Has anyone hurt your feelings or insulted you recently? On purpose? Repeatedly? Are you repeating it over and over in your head and stewing? Thinking of a way to ‘get back’? Feeling more tired, stressed, distracted? OK, that’s a lot of questions. Now for some understanding and solutions.
We are all human and have likely hurt others and have been hurt too. Not forgiving is an option but it costs you. The price is high. Holding a grudge impacts us physically and mentally. Feeling angry, defensive and wanting to hurt back emanates from part of our primitive, brain. We are attacked and want to reciprocate, a matter of life and death in the animal world. However, a larger brain enables us to consider threats and explore other options when our life is not in danger. Physically, wallowing in hurt and rage can affect our stress level, blood pressure and heart rate, leading to physical ills and perhaps even a somewhat shorter life expectancy. Prolonged resentment is a mental burden.

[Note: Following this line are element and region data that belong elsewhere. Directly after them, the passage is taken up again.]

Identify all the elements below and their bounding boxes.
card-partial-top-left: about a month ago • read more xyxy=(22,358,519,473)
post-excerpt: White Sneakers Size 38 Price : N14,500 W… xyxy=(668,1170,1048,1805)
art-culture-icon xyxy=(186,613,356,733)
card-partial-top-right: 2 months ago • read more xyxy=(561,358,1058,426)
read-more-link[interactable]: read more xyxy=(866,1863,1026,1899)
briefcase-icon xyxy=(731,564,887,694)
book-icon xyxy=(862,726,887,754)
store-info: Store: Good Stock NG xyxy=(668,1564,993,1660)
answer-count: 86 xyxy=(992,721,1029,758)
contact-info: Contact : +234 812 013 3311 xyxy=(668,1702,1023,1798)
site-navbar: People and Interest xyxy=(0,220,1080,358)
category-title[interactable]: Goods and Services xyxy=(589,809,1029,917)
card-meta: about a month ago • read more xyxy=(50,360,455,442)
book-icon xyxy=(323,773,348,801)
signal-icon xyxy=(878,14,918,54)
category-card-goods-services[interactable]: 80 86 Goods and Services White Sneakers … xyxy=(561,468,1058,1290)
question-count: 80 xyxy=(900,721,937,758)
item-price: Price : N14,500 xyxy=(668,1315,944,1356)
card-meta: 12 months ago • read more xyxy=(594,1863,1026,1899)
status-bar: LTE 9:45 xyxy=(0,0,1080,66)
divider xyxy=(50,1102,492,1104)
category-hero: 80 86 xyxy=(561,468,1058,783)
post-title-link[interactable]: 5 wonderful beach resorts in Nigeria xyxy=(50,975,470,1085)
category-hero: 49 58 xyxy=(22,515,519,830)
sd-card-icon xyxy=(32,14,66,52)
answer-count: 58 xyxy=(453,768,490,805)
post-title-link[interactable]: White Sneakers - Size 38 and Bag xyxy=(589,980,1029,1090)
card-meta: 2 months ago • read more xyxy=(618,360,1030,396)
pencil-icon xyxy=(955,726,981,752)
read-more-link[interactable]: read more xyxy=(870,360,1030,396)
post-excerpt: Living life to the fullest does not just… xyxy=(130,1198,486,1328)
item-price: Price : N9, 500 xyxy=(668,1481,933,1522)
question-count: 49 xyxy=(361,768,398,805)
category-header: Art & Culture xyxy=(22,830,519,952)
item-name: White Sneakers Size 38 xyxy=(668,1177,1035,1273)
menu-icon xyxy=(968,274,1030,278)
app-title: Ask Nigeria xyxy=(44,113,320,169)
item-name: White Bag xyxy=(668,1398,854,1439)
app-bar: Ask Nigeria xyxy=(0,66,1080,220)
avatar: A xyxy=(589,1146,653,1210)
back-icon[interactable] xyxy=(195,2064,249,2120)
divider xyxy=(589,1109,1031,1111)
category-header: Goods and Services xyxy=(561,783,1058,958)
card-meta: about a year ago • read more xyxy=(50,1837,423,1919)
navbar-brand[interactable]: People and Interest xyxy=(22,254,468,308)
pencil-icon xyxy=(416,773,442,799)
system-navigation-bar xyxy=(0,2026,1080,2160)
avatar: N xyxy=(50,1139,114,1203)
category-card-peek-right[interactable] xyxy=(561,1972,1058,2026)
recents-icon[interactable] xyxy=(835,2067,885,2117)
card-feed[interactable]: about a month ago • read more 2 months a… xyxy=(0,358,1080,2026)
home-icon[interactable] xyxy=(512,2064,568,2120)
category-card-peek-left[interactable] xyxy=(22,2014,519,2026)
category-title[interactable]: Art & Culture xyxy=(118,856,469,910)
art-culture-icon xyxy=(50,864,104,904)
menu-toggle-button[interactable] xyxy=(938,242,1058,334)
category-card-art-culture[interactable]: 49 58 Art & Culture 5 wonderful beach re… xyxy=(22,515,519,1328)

Forgiveness is a state of mind and enhances our self-esteem and mental health. To forgive someone is not releasing them from their negative words or behavior. It is simply letting go of whatever had a negative impact on us. We can only control our words and behavior and, therefore, free ourselves from the burden of trying to change someone else. We can speak up and let the other person know about the impact on us, ie, not being passive and a victim. If that other person persists, it can be useful to share what occurred to a trusted family member, friend, spiritual guide or therapist. But, then, we need to stop licking our wounds and choose to see the beauty in life and other relationships. Forgiveness allows us the power not to get stuck in the negative. It can free us and bring back peace of mind.
- Understand that it is a process and can take time. It gets better with practice.
- Note how your anger and resentment hurts you.
- Decide who/what needs forgiveness.
- Review and try to understand their position.
- Don’t give them control over your feelings
- Don’t be a victim.
- See the value of forgiving and know that it greatly improves your life.
Buddha said that holding on to anger is like grasping a hot coal with the intention of throwing it at someone else, But you are the one who gets burned. I say “Toss the coal on the fireplace and enjoy the glow in your life.